Obwohl die Warriors eine schlagfertige Truppe beisammen haben, gelingt ihnen nicht der große Wurf. Zunächst scheitern sie 1964 im Finale an den Boston Celtics, obwohl Chamberlain und Thurmond im Frontcourt regieren. Danach ist zwei Jahre lang nach der Regular Season Urlaub angesagt, ehe sie sich in der Spielzeit 1966/67 erneut bis in die Finals vorkämpfen, dort jedoch wiederrum unterliegen. Diesmal gewinnen die Philadelphia 76ers mit 4:2, in deren Reihen Chamberlain nun auf der Fünf agiert. Zwar schaffen es die Warriors in den folgenden sieben Jahren noch fünfmal, sich für die Postseason zu qualifizieren, scheitern jedoch entweder an den Los Angeles Lakers oder an den Milwaukee Bucks.

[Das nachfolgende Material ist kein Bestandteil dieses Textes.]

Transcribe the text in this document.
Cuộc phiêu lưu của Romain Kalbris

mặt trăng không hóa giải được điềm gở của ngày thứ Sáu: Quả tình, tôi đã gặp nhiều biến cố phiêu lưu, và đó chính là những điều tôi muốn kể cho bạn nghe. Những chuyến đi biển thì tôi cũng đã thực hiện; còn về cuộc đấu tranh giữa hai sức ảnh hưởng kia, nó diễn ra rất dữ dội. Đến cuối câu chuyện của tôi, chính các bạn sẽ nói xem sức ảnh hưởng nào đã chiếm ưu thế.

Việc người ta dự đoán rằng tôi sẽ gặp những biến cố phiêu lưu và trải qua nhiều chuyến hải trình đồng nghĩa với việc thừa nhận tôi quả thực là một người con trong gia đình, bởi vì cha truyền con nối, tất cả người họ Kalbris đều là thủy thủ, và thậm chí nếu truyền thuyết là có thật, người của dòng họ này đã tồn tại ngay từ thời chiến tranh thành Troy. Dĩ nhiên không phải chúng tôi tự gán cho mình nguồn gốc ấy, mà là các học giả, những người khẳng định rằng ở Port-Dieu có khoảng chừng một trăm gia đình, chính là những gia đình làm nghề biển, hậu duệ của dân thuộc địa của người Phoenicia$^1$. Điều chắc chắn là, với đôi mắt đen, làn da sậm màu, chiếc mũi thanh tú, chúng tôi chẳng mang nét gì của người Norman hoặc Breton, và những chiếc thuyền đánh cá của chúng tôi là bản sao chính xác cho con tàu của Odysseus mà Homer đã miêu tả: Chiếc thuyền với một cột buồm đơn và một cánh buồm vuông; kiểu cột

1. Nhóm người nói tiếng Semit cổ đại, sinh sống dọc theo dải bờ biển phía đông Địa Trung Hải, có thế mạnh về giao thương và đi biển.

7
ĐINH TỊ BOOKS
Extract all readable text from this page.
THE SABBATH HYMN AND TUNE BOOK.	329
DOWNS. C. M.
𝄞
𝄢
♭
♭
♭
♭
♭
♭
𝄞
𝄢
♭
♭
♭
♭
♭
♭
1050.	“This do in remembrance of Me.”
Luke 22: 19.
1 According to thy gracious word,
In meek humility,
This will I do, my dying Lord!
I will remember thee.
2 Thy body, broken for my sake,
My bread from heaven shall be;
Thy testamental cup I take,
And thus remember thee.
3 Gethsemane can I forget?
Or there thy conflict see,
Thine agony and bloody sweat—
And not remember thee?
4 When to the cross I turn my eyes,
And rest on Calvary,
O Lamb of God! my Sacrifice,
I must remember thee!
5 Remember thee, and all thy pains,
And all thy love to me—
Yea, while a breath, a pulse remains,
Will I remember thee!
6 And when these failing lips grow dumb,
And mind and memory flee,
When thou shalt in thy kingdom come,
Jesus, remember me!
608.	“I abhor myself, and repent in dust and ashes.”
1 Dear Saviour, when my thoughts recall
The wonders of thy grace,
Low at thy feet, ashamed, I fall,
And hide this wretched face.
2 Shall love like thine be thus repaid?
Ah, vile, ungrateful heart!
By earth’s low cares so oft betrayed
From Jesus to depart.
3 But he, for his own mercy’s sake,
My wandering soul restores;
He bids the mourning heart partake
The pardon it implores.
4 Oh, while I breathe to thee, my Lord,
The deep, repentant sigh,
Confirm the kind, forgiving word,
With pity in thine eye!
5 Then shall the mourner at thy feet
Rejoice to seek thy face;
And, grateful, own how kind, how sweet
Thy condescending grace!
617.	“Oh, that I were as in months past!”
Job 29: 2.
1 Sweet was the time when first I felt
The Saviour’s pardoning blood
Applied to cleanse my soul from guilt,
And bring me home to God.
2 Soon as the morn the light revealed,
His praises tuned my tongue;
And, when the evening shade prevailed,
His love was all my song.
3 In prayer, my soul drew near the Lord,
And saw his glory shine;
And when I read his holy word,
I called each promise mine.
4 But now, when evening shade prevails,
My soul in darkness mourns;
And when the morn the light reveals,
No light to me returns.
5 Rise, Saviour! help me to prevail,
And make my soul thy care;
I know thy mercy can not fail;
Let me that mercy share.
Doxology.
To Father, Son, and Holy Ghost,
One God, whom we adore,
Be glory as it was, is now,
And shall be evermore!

Auch wenn Thurmond Jahr für Jahr seine Leistung abruft und konstant spielt, entscheidet sich das Management der Warriors schließlich dazu, den Center im Sommer 1975 für den jüngeren Clifford Ray (zehn NBA-Saisons bei Chicago und Golden State mit 7,4 Ppg und 8,9 RpG in 784 Spielen) nach Chicago zu traden. Thurmond zeigt daraufhin zu Beginn der Spielzeit 1974/75 sofort, dass ihm der Wechsel zu den Bulls nicht schmeckt. So setzt er gleich in seinem ersten Spiel für Chicago ein Ausrufezeichen und serviert den Atlanta Hawks am 18.10.1974 ein Komplettpaket seines Könnens: Als erster Spieler der NBA-Geschichte erzielt er in vier Kategorien zweistellige Werte. Am Ende der Begegnung hat er 22 Punkte, 14 Rebounds, 13 Assists und zwölf Blocks auf seinem Konto; ein Erfolg, den seitdem nur drei andere Spieler (Alvin Robertson, David Robinson und Hakeem Olajuwon) verbucht haben.


Doch dieses Zahlen-Highlight ist der letzte Glanzpunkt in der Karriere des Nate Thurmond. In den Playoffs 1975 scheitern die Bulls im siebten Spiel der Western Conference Finals an den Golden State Warriors, die danach ihre bisher einzige Meisterschaft gewinnen.

Nach nur einer Saison und 13 Spielen in der Spielzeit 1975/76 wird Thurmond für die zwei Rollenspieler Steve Patterson und Eric Fernsten zu den Cleveland Cavaliers getradet. Zurück in seiner Heimat, kommt der 35-jährige Bigman für Center Jim Chones von Bank. Die Cavs schaffen mit Thurmond erstmals in der Franchise-Geschichte den Sprung in die Playoffs, unterliegen dort aber in den Eastern Conference Finals den Boston Celtics mit 2:4. In Thurmonds letztem NBA-Jahr, in dem er allabendlich nur noch 5,5 PpG und 7,6 RpG produziert, scheitert Cleveland schließlich in der ersten Runde der Postseason an Baltimore. Die Zeit in Cleveland ist für Thurmond trotz den schwächer werdenden Leistungen eine der schönsten seiner Karriere. Er genießt es, nahe seiner Heimat spielen zu dürfen, und ist von den Fans fasziniert, die ihn und die Mannschaft euphorisch feiern, weil sie erstmals die Playoffs erreicht haben. Thurmond, den Lokalhelden, verehren sie wie einen Basketballgott.

Nach dem Aus in der Meisterschaftsrunde endet die Karriere von Thurmond, der 1985 in die Hall of Fame aufgenommen und 1996 zu einem der 50 besten Spieler der NBA-Geschichte gewählt wird. Bei den Golden State Warriors und den Cleveland Cavaliers hängt seine Trikotnummer unter der Hallendecke. Thurmond gilt als einer der besten Rebounder und Schussblocker der Ligageschichte und ist in der Bay Area beinahe so bekannt wie die Golden Gate Bridge selbst. Auch wenn ihm ein NBA-Titel verwehrt geblieben ist, gelingt Thurmond eine individuellen Glanzleistung, die ihm keiner nehmen kann: Er ist Mr. Quadruple Double.